Oseltamivir is included in Schedule 4.

Public pre-meeting submissions

Four public pre-meeting submissions were received.

Two submissions supported the proposal; one submission did not support the proposal; one submission indicated that while rescheduling has the potential to improve timely access to oseltamivir, there are concerns which may outweigh the benefit.

The redacted public submissions are available at: Public submissions on scheduling matters.

ACMS advice to the delegate

The ACMS recommended that the current scheduling of oseltamivir remains appropriate.

The matters under subsection 52E(1) of the Therapeutic Goods Act 1989 considered relevant by the ACMS include: (a) the risks and benefits of the use of a substance, and (f) other matters considered necessary to protect public health.

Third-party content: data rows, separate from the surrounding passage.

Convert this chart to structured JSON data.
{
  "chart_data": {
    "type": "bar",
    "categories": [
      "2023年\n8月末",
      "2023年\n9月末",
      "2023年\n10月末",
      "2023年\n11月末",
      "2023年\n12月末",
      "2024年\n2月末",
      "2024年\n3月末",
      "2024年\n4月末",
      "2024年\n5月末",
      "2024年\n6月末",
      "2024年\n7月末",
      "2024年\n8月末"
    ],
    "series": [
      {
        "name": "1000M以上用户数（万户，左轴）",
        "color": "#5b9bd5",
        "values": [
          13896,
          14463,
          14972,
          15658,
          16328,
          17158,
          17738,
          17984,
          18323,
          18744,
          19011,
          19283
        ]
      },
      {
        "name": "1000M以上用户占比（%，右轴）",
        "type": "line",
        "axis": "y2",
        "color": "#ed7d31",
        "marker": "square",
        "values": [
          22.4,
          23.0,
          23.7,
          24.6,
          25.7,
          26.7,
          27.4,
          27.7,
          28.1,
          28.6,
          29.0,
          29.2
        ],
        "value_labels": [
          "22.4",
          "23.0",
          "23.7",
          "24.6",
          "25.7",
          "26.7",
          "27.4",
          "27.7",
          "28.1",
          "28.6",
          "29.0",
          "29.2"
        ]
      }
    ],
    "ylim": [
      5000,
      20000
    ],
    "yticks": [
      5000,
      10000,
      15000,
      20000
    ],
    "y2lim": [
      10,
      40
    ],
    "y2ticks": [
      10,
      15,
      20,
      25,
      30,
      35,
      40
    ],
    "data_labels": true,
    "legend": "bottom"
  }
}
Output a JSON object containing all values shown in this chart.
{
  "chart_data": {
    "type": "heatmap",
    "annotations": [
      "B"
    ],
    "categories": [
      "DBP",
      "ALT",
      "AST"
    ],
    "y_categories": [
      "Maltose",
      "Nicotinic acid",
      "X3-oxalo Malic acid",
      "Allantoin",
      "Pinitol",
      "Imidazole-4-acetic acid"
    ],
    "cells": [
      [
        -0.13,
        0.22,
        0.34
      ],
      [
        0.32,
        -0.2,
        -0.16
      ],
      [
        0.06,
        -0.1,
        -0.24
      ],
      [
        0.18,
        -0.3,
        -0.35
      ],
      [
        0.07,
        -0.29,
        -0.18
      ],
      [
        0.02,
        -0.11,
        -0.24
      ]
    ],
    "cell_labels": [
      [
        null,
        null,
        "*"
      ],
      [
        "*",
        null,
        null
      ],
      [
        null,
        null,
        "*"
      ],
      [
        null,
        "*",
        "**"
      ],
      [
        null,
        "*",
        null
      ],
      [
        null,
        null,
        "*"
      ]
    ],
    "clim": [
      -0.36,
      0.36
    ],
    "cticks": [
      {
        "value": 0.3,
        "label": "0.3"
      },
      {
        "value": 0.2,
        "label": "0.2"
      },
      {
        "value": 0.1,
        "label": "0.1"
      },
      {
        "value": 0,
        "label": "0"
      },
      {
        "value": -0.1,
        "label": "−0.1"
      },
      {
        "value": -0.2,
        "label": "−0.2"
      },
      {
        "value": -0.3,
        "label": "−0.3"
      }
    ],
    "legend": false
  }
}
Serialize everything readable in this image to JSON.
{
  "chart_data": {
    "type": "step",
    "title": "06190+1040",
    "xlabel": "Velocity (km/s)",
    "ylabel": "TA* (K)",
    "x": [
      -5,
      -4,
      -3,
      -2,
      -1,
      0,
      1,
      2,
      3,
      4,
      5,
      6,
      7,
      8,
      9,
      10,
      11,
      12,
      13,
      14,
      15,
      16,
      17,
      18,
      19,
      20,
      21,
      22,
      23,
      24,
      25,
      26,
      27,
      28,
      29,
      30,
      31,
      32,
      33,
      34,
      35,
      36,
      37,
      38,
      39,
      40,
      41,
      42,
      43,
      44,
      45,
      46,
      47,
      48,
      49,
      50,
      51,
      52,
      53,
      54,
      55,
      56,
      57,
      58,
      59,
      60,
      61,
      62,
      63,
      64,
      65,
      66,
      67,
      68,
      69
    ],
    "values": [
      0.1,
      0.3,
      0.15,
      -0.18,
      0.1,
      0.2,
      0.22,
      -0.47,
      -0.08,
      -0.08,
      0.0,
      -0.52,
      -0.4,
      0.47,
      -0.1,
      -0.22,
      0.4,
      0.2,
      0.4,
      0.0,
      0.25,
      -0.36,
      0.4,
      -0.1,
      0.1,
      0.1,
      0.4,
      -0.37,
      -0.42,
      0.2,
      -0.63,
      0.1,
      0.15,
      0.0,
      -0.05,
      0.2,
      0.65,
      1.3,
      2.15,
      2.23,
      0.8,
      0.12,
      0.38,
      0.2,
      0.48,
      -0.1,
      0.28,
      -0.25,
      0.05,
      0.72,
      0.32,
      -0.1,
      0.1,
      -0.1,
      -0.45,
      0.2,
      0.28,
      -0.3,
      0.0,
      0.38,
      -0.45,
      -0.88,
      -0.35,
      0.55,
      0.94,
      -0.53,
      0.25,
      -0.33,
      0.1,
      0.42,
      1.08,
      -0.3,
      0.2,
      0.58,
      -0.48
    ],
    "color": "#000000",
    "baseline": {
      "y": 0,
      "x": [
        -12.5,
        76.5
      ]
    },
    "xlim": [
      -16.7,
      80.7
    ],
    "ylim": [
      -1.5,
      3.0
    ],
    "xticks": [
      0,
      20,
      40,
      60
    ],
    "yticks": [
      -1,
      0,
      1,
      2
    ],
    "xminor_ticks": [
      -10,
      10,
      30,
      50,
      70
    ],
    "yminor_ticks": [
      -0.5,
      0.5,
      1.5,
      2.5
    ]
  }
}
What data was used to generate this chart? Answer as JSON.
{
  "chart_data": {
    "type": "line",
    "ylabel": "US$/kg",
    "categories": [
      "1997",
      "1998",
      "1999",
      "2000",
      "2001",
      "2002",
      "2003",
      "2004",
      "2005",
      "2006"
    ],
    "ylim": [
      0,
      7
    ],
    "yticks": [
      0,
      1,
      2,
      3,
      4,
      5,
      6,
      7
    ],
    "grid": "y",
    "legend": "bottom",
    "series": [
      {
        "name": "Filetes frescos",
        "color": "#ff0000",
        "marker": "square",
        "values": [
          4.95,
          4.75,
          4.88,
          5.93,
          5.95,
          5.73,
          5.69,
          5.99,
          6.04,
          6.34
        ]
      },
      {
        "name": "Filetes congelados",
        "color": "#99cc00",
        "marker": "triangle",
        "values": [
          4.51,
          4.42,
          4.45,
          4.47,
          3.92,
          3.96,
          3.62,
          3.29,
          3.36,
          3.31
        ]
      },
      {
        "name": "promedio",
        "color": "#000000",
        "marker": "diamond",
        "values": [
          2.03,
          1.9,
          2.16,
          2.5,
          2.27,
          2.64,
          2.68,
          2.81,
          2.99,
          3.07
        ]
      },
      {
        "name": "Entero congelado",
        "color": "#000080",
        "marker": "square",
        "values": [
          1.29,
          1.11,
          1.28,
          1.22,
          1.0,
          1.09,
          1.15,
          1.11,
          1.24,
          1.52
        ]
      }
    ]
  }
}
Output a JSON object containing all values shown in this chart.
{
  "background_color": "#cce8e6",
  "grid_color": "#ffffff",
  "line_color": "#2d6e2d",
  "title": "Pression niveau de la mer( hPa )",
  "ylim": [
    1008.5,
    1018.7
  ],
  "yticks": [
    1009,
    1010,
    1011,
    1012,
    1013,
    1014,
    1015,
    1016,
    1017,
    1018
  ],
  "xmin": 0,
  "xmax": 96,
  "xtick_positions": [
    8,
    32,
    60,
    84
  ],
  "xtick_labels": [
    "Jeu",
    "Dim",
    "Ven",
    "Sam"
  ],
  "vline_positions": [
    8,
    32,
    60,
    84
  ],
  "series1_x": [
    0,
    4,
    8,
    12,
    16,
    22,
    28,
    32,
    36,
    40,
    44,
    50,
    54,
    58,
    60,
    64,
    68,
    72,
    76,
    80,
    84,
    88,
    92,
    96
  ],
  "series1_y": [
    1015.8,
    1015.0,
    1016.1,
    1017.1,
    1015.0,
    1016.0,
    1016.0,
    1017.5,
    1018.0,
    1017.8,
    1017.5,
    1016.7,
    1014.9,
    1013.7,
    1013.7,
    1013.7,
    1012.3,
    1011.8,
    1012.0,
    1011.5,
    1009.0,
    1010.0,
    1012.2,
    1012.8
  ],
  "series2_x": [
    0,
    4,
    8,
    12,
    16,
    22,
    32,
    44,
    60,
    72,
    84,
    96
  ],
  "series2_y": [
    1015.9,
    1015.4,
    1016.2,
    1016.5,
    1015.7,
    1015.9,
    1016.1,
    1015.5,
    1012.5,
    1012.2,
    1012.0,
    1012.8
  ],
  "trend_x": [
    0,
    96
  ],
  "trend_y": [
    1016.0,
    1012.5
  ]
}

The reasons for the recommendation comprise of the following:

  • Concern about the potential for increased resistance with widespread use.
  • Concern about misdiagnosis in the context that a doctor would be able to follow-up laboratory tests and improve surveillance.
  • Risk of reduced level of laboratory surveillance of influenza in the absence of medical prescribing.
  • Arrangements exist within the jurisdictions for access to oseltamivir during influenza pandemic situations.
Delegates consideration

The delegate considered the following in regards to this proposal:

  • scheduling proposal;
  • public submissions received;
  • the evaluation report (not publicly available);
  • ACMS advice;
  • section 52E of the Therapeutic Goods Act 1989;
  • scheduling factors12;
  • other relevant information.
Delegates interim decision

The delegate has made an interim decision that the current scheduling of oseltamivir remains appropriate.

The delegate decided that the relevant matters under section 52E (1) of the Therapeutic Goods Act 1989 include (a) the risks and benefits of a substance and (f) any other matters that the Secretary considers necessary to protect public health.

The decision that the entry for oseltamivir remains appropriate as a Schedule 4 listing included the following reasons:

  • the potential for increased resistance;
  • the potential for misdiagnosis; and
  • the potential for decreased laboratory surveillance in the absence of medical prescribing.